Skip to main content

File to Analysis — Automatically perform descriptive statistical analysis and visualization from any data source

Project description

f2a - File to Analysis

One line of code to analyze any data file. Automatic descriptive statistics, visualizations, and interactive HTML reports from 24+ file formats and HuggingFace datasets.

PyPI Python License: MIT


Installation

pip install f2a

All formats (HuggingFace, Excel, Parquet, SPSS, DuckDB, etc.) are supported out of the box.
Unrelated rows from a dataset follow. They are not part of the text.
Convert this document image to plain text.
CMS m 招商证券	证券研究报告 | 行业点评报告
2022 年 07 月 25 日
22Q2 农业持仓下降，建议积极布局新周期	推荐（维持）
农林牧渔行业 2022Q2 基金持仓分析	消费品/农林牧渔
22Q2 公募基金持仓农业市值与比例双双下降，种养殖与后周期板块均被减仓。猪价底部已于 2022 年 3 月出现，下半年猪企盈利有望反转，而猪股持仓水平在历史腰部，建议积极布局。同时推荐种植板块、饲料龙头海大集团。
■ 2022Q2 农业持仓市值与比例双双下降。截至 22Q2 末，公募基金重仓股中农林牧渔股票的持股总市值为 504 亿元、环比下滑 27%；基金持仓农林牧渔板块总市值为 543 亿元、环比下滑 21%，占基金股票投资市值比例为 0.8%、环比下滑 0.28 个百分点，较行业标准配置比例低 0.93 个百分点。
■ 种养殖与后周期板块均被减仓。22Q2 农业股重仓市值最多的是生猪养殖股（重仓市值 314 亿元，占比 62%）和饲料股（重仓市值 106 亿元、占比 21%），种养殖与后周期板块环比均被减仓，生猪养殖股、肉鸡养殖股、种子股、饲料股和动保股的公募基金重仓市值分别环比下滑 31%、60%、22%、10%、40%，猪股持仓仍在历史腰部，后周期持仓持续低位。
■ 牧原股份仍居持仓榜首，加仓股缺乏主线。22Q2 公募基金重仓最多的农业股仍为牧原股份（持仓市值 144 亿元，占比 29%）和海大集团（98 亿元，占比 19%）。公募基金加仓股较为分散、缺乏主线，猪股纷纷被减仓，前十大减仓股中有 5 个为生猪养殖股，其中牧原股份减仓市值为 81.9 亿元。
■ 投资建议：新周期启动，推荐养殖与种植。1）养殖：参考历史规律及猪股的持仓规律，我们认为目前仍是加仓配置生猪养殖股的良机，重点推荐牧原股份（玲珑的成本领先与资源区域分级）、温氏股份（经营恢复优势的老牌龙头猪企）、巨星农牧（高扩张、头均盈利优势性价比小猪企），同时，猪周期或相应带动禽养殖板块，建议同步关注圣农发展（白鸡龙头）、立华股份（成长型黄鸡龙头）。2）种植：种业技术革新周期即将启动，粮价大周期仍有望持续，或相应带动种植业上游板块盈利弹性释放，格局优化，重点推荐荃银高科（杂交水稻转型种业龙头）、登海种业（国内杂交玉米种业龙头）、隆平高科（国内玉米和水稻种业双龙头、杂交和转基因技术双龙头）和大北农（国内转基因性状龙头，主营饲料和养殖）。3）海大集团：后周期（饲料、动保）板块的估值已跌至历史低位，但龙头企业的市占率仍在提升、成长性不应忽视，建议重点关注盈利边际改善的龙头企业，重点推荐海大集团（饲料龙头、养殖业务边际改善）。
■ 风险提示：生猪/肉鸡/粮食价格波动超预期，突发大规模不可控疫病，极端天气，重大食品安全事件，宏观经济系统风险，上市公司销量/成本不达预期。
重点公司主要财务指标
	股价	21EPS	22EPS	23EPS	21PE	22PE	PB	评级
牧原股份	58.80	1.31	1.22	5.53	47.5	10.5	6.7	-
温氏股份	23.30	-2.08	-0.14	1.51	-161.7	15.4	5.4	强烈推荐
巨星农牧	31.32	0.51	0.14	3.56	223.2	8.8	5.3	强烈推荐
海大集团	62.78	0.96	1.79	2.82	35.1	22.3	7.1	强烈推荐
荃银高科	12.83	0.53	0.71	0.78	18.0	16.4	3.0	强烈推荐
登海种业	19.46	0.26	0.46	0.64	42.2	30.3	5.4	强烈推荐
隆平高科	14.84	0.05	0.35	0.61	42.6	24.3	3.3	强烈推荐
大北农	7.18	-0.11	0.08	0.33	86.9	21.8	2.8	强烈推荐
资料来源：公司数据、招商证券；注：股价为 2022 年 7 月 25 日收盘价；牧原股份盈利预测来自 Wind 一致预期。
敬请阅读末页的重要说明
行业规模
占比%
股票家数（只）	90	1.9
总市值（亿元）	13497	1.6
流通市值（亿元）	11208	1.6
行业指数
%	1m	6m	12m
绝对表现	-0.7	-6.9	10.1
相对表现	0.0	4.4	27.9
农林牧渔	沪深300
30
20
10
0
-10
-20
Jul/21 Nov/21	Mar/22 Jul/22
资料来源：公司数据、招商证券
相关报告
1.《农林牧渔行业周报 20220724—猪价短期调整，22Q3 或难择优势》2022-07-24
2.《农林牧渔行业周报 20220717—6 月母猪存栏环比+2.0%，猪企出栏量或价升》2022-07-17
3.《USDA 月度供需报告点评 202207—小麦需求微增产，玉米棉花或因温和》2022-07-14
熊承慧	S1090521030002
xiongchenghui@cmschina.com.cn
No extras needed.


Quick Start

import f2a

# Local file
report = f2a.analyze("data/sales.csv")
report.show()                    # Print summary to console
report.to_html("output/")       # Save interactive HTML report

# HuggingFace dataset (multiple input styles)
report = f2a.analyze("https://huggingface.co/datasets/imdb")
report = f2a.analyze("hf://imdb")
report = f2a.analyze("imdb")    # org/dataset pattern auto-detected

# Access results programmatically
report.stats.summary             # Summary statistics (DataFrame)
report.stats.correlation_matrix  # Correlation matrix
report.schema.columns            # Column type information
report.to_dict()                 # Everything as a dictionary

Multi-Subset HuggingFace Datasets

Datasets with multiple subsets (configs) and splits are automatically discovered and analyzed individually.

# Auto-discover all subsets x splits
report = f2a.analyze("https://huggingface.co/datasets/FINAL-Bench/ALL-Bench-Leaderboard")
print(f"Total: {report.shape[0]} rows across {len(report.subsets)} subsets")

for s in report.subsets:
    print(f"  {s.subset}/{s.split}: {s.shape[0]} rows x {s.shape[1]} cols")

# Load specific subset via URL path
report = f2a.analyze("https://huggingface.co/datasets/FINAL-Bench/ALL-Bench-Leaderboard/viewer/agent")

# Or via explicit parameters
report = f2a.analyze("FINAL-Bench/ALL-Bench-Leaderboard", config="agent", split="train")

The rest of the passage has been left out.